One of my nits is that the hip belt is not repositionable along the vertical axis. That's why I gave you my body height -- it fits me great, but it might not fit you. Relatedly, the hip belt isn't removable. When I'm carrying lighter loads and/or swinging the bag around to switch gear a lot, I don't want to fasten the hip belt, and it becomes extraneous. I'd love a Peak Design pack for days like that -- gear access looks absolutely great. (Thanks a helluva lot for the GAS, gang; yeah, I really needed that!...)
Now I'm worried that I'm overselling the Lowepro, so I'll include what I don't like below. It reads like a lot, because I've had a lot of backpacks and have a lot of opinions about them, but in my mind these are all just nitpick compared to load-bearing capability.
Good luck in your lifelong quest for the perfect bag!
Desired Improvements:
1) Detachable/repositionable hip belt and mesh back plate (but what they did works ok).

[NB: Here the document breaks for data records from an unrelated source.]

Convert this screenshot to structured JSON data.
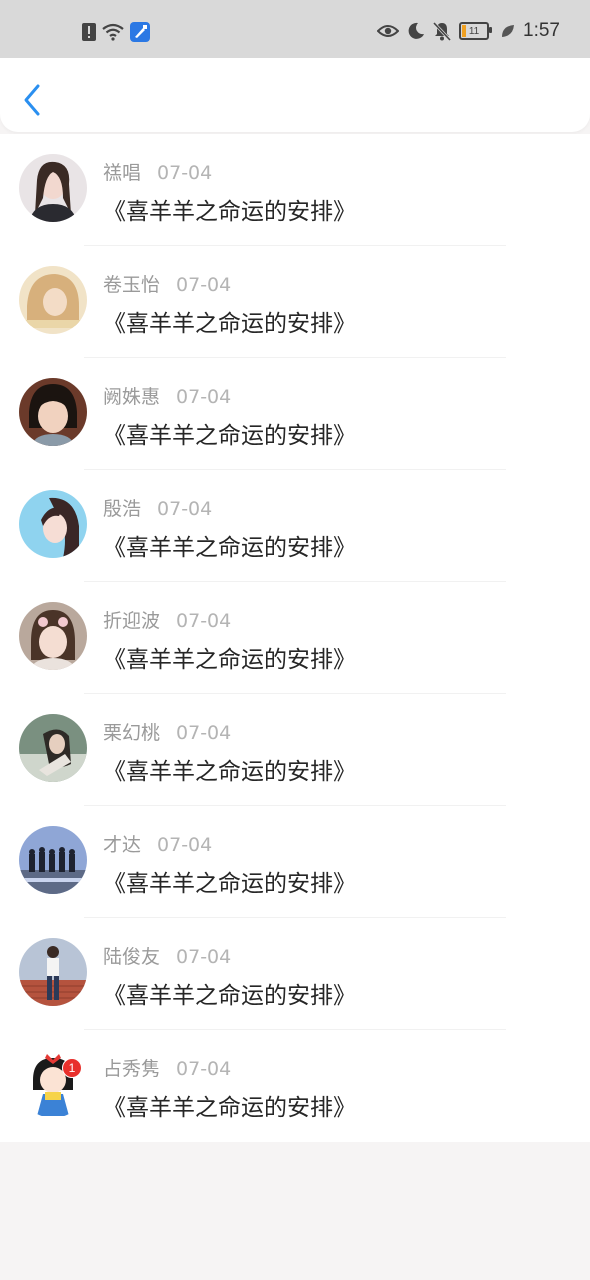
{
  "status_bar": {
    "time": "1:57",
    "battery_level": "11",
    "icons": [
      "alert-icon",
      "wifi-icon",
      "cleaner-app-icon",
      "eye-icon",
      "moon-icon",
      "bell-off-icon",
      "battery-icon",
      "leaf-icon"
    ]
  },
  "header": {
    "back_icon": "chevron-left-icon",
    "accent_color": "#2a8ff0"
  },
  "items": [
    {
      "name": "禚唱",
      "date": "07-04",
      "title": "《喜羊羊之命运的安排》"
    },
    {
      "name": "卷玉怡",
      "date": "07-04",
      "title": "《喜羊羊之命运的安排》"
    },
    {
      "name": "阙姝惠",
      "date": "07-04",
      "title": "《喜羊羊之命运的安排》"
    },
    {
      "name": "殷浩",
      "date": "07-04",
      "title": "《喜羊羊之命运的安排》"
    },
    {
      "name": "折迎波",
      "date": "07-04",
      "title": "《喜羊羊之命运的安排》"
    },
    {
      "name": "栗幻桃",
      "date": "07-04",
      "title": "《喜羊羊之命运的安排》"
    },
    {
      "name": "才达",
      "date": "07-04",
      "title": "《喜羊羊之命运的安排》"
    },
    {
      "name": "陆俊友",
      "date": "07-04",
      "title": "《喜羊羊之命运的安排》"
    },
    {
      "name": "占秀隽",
      "date": "07-04",
      "title": "《喜羊羊之命运的安排》"
    }
  ],
  "last_avatar_badge": "1"
}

2) Top pocket should be larger, and I can hardly get my hand inside the zippered opening to fish stuff out. Interior side pocket is too small, and it's also so skinny it's hard to fit in anything much thicker than a filter box - the mesh there needs slack. Add a second, opposing interior pouch (dorsal interior).
3) Dromedary bag pocket is too slim/doesn't expand /puts pressure on the bag /would increase likelihood of a leak /only accepts a small water bag, anyway. Make it wider, and it's a better laptop compartment, anyway. External pouch pocket is also too narrow for a water bottle, and it's insufficiently elasticated (it'll hold only a 500-750ml bottle, depending on shape).

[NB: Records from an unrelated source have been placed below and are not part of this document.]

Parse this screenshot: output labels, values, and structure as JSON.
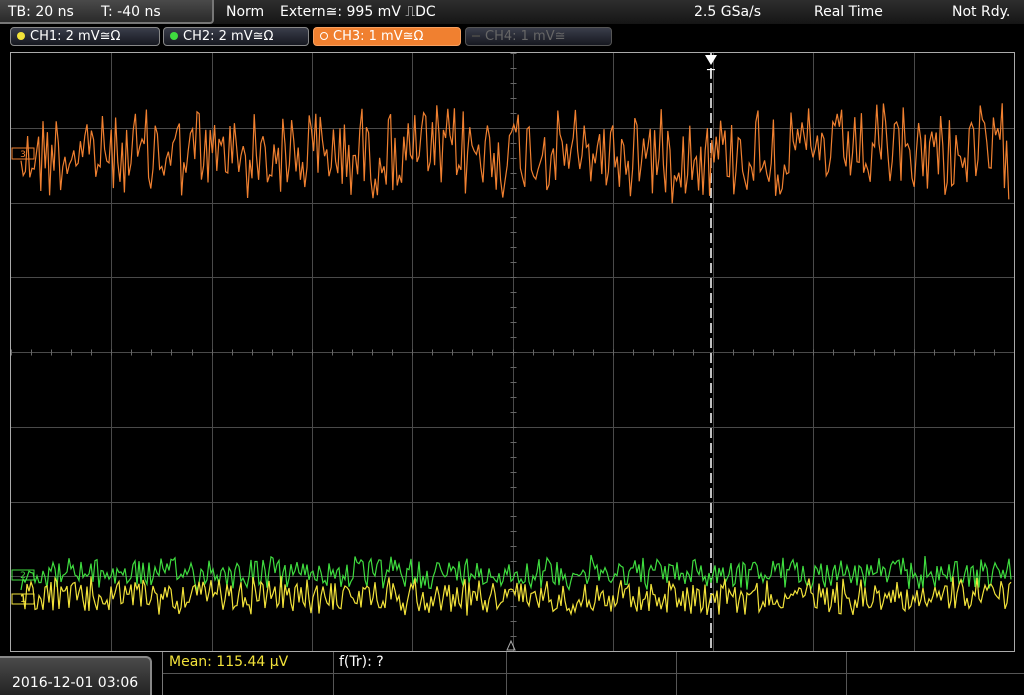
{
  "topbar": {
    "timebase": "TB: 20 ns",
    "trigger_time": "T: -40 ns",
    "mode": "Norm",
    "source": "Extern≅: 995 mV ⎍DC",
    "sample_rate": "2.5 GSa/s",
    "acq_mode": "Real Time",
    "status": "Not Rdy."
  },
  "channels": [
    {
      "label": "CH1: 2 mV≅Ω",
      "color": "#f2e23a"
    },
    {
      "label": "CH2: 2 mV≅Ω",
      "color": "#3fdc3f"
    },
    {
      "label": "CH3: 1 mV≅Ω",
      "color": "#f08030"
    },
    {
      "label": "CH4: 1 mV≅",
      "color": "#555555"
    }
  ],
  "markers": {
    "ch3": "3",
    "ch2": "2",
    "ch1": "1",
    "trigger": "T"
  },
  "date": "2016-12-01 03:06",
  "measurements": {
    "mean": "Mean: 115.44 µV",
    "freq": "f(Tr): ?"
  },
  "colors": {
    "grid": "#555555",
    "trigger_line": "#ffffff"
  }
}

4) Buckles, straps, and cinches are a bit over engineered - it's not a heavy pack, so it's not really a problem, but some elements seem extraneous. Relatedly, there's a 4 buckle exterior suspensioning / top cover system that seemingly could have been done with 2 buckles. But, using 4, they did a smart thing with some buckles and made them orange (others black) to make it easier to find the right buckle - except that only the male buckles were made orange and every other buckle is black instead of orange-to-orange and black-to-black, so the color ends up being no help at all. Also, invert one set of buckles so the only way it's even possible to connect them is the right way. Or, just do it with 2 buckles plus straps.
5) Main compartment has a way for little things to get lost deep at the bottom - the upside to that design is that you might be able to put a skinny tripod or something tall entirely inside (if you don't use the exterior pouch). Seal off the upper compartment and close it via velcro - best of both worlds. This will also take central compartment load off the camera box, which sometimes gets squeezed, making it harder to get your camera out. Also, the camera box compression bungee really doesn't seem to do anything useful in real life.
6) Camera compartment interior needs to be all felt so you can put the partition anywhere. As it is, there's only a narrow band you can stick the thing.
7) "Lowepro" is permanently and prominently stamped on the bag. Stitch it on so I can cut off the big "steal me" sign.